D'où cette interrogation : « la clause de
rééligibilité limitée à une seule fois
est-elle immédiate ou définitive ? Son champ d'application
temporel s'inscrit-il dans la continuité ou dans la discontinuité
? Autrement dit encore, celui qui a exercé deux mandats, une fois qu'il
quitte le pouvoir, peut-il revenir plus tard après l'expiration du
mandat de son successeur ou de ses successeurs pour briguer un troisième
mandat voire un quatrième mandat70 ? »
Certaines Constitutions, pour empêcher des erreurs
d'interprétation, ajoutent une précision à la formule.

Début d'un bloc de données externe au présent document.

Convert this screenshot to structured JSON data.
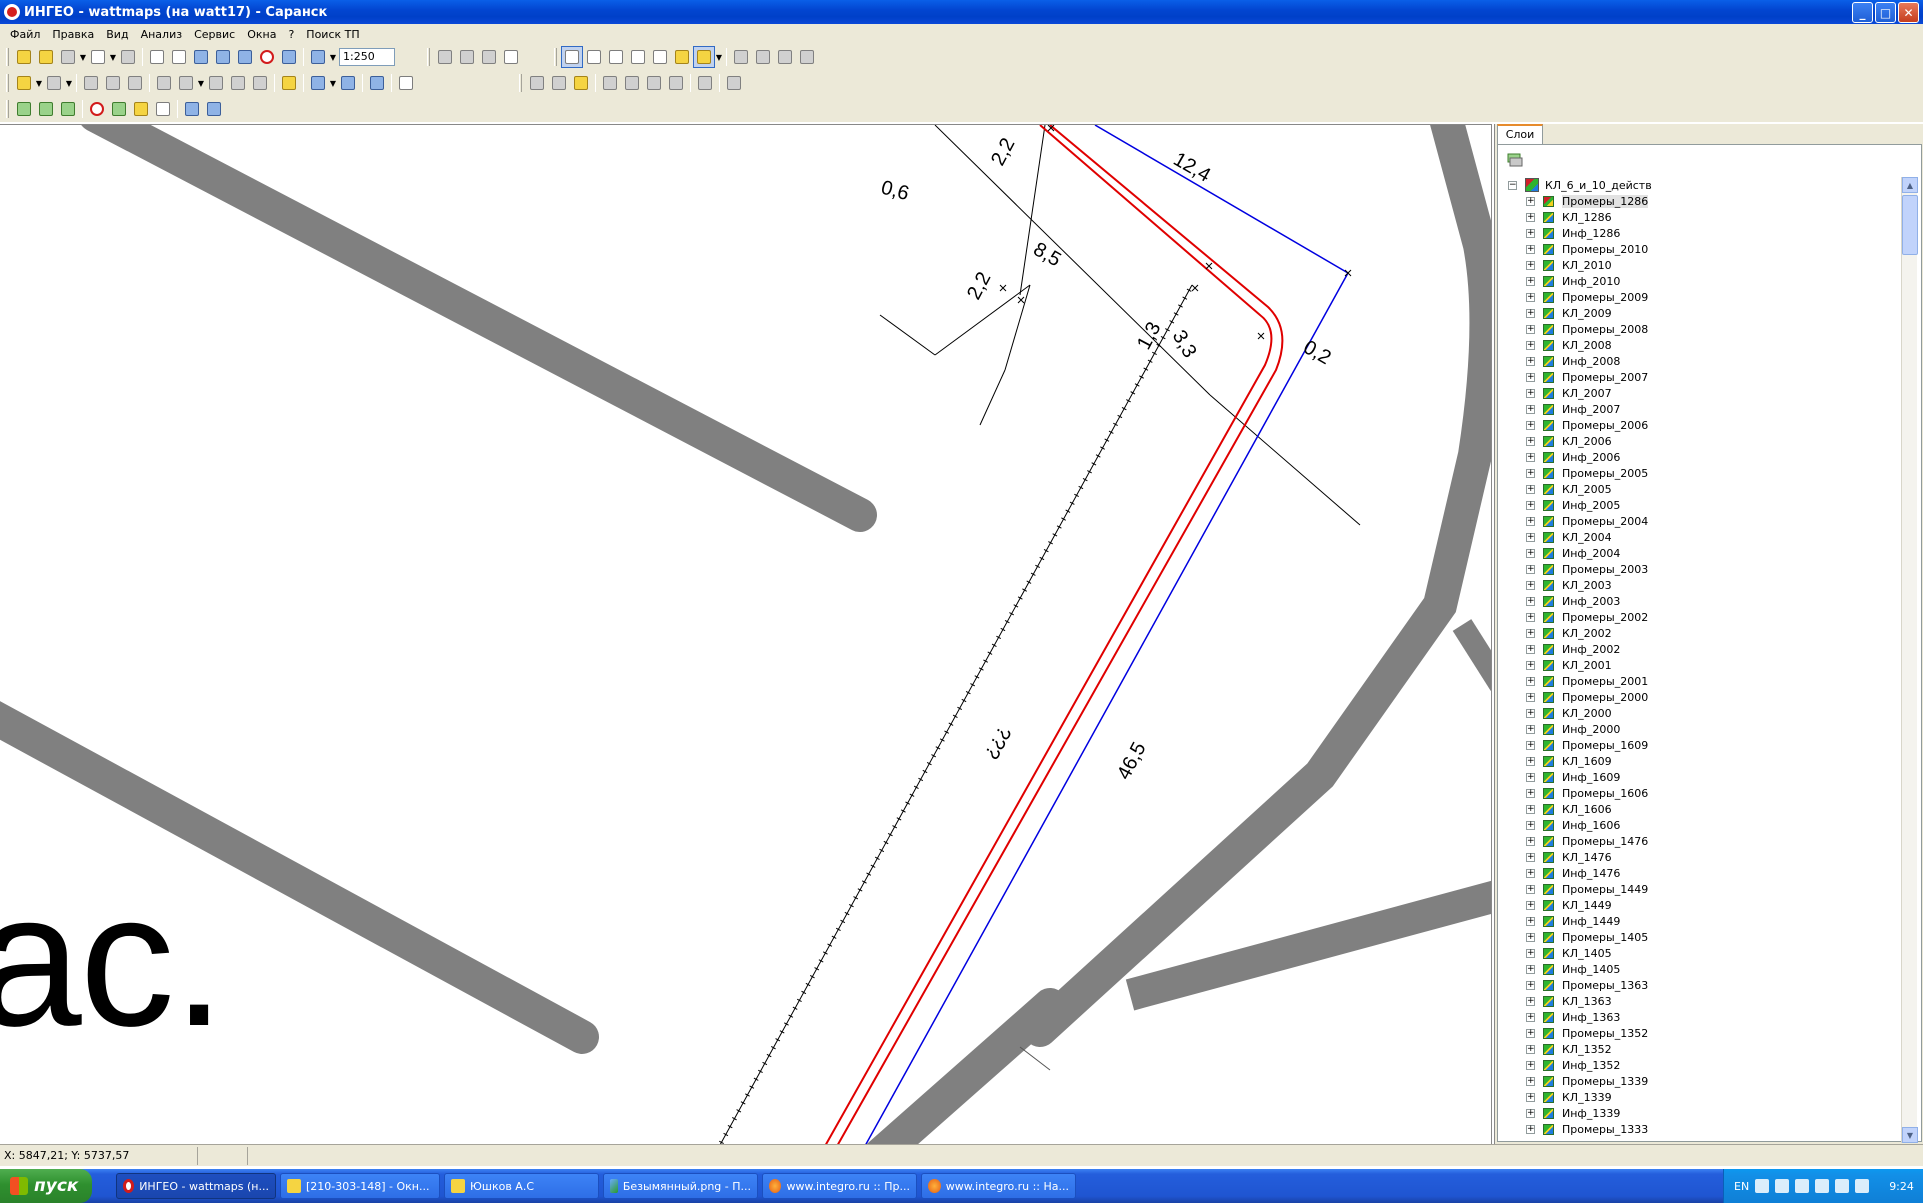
{
  "window": {
    "title": "ИНГЕО - wattmaps (на watt17) - Саранск",
    "buttons": {
      "minimize": "_",
      "maximize": "□",
      "close": "✕"
    }
  },
  "menu": [
    "Файл",
    "Правка",
    "Вид",
    "Анализ",
    "Сервис",
    "Окна",
    "?",
    "Поиск ТП"
  ],
  "toolbar": {
    "scale_value": "1:250"
  },
  "map": {
    "dimension_labels": [
      "2,2",
      "12,4",
      "0,6",
      "8,5",
      "2,2",
      "1,3",
      "3,3",
      "0,2",
      "???",
      "46,5"
    ],
    "big_text": "ас."
  },
  "layers_panel": {
    "tab_label": "Слои",
    "root_label": "КЛ_6_и_10_действ",
    "items": [
      "Промеры_1286",
      "КЛ_1286",
      "Инф_1286",
      "Промеры_2010",
      "КЛ_2010",
      "Инф_2010",
      "Промеры_2009",
      "КЛ_2009",
      "Промеры_2008",
      "КЛ_2008",
      "Инф_2008",
      "Промеры_2007",
      "КЛ_2007",
      "Инф_2007",
      "Промеры_2006",
      "КЛ_2006",
      "Инф_2006",
      "Промеры_2005",
      "КЛ_2005",
      "Инф_2005",
      "Промеры_2004",
      "КЛ_2004",
      "Инф_2004",
      "Промеры_2003",
      "КЛ_2003",
      "Инф_2003",
      "Промеры_2002",
      "КЛ_2002",
      "Инф_2002",
      "КЛ_2001",
      "Промеры_2001",
      "Промеры_2000",
      "КЛ_2000",
      "Инф_2000",
      "Промеры_1609",
      "КЛ_1609",
      "Инф_1609",
      "Промеры_1606",
      "КЛ_1606",
      "Инф_1606",
      "Промеры_1476",
      "КЛ_1476",
      "Инф_1476",
      "Промеры_1449",
      "КЛ_1449",
      "Инф_1449",
      "Промеры_1405",
      "КЛ_1405",
      "Инф_1405",
      "Промеры_1363",
      "КЛ_1363",
      "Инф_1363",
      "Промеры_1352",
      "КЛ_1352",
      "Инф_1352",
      "Промеры_1339",
      "КЛ_1339",
      "Инф_1339",
      "Промеры_1333"
    ]
  },
  "statusbar": {
    "coords": "X: 5847,21; Y: 5737,57"
  },
  "taskbar": {
    "start_label": "пуск",
    "tasks": [
      {
        "label": "ИНГЕО - wattmaps (н...",
        "icon": "ingeo-icon"
      },
      {
        "label": "[210-303-148] - Окн...",
        "icon": "window-icon"
      },
      {
        "label": "Юшков А.С",
        "icon": "folder-icon"
      },
      {
        "label": "Безымянный.png - П...",
        "icon": "paint-icon"
      },
      {
        "label": "www.integro.ru :: Пр...",
        "icon": "firefox-icon"
      },
      {
        "label": "www.integro.ru :: На...",
        "icon": "firefox-icon"
      }
    ],
    "tray": {
      "lang": "EN",
      "time": "9:24"
    }
  },
  "colors": {
    "road": "#808080",
    "cable_red": "#e00000",
    "line_blue": "#0000e0",
    "titlebar": "#0346d1"
  }
}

La
Constitution béninoise du 11 décembre 1990, à
l'alinéa 2 de son article 42, après avoir dit que le mandat
n'était renouvelable qu'une fois, ajoute qu'« En aucun cas, nul
ne peut exercer plus de deux mandats présidentiels71
». Cette précision a le mérite de clarifier les choses et
d'éviter toute interprétation divergente.

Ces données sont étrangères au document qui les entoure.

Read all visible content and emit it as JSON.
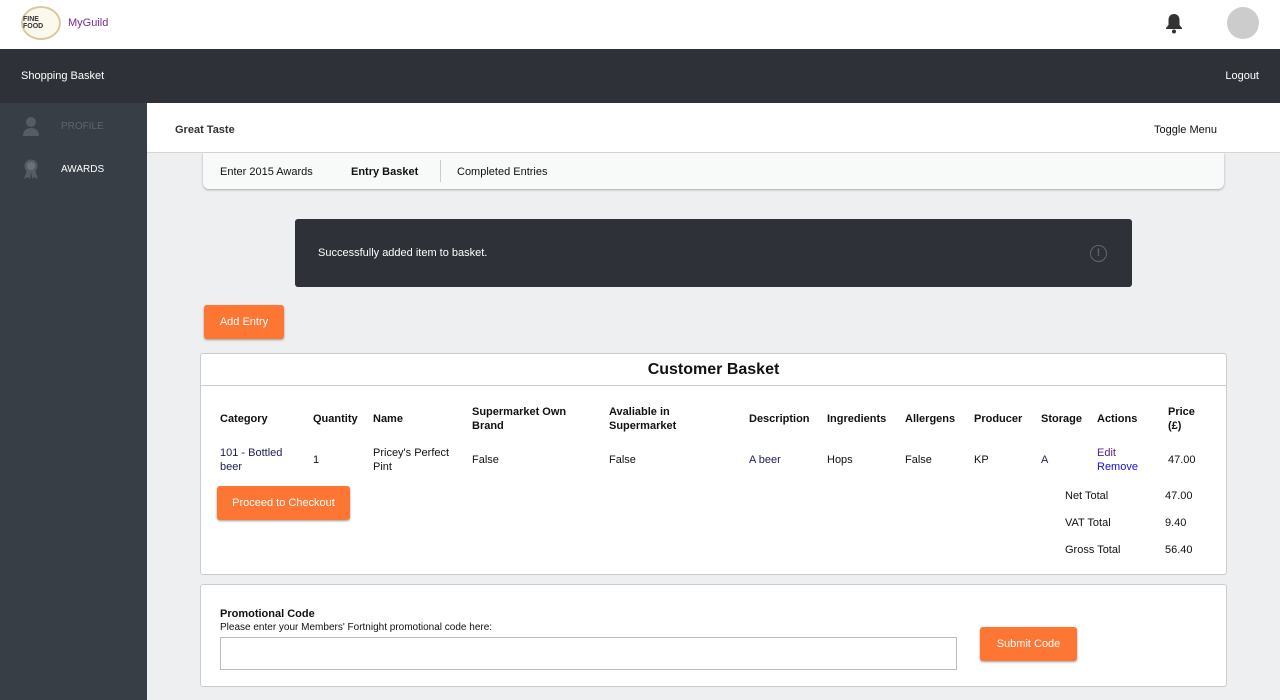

Néanmoins, même en l'absence de cette
précision, une interprétation de la disposition tendant à
dire qu'elle ne s'applique qu'aux mandats successifs, et donc qu'elle
n'empêche pas l'exercice de plus de deux mandats non successifs, nous
semble erronée. En effet, cela tout d'abord au vu du contexte
d'élaboration de ces dispositions, qui correspond, pour la plupart des
États, au moment des conférences nationales, lesquelles visaient
clairement la stricte limitation du pouvoir du président de la
République. Ainsi, on peut percevoir les précisions en la
matière comme des redondances.
Si l'on peut faire une interprétation globale de ce
type de clause sans précision, le passage d'une période sans
limitation de mandat à une période de limitation à deux
mandats est le fruit également le fruit d'un processus
généralisé sur le continent africain.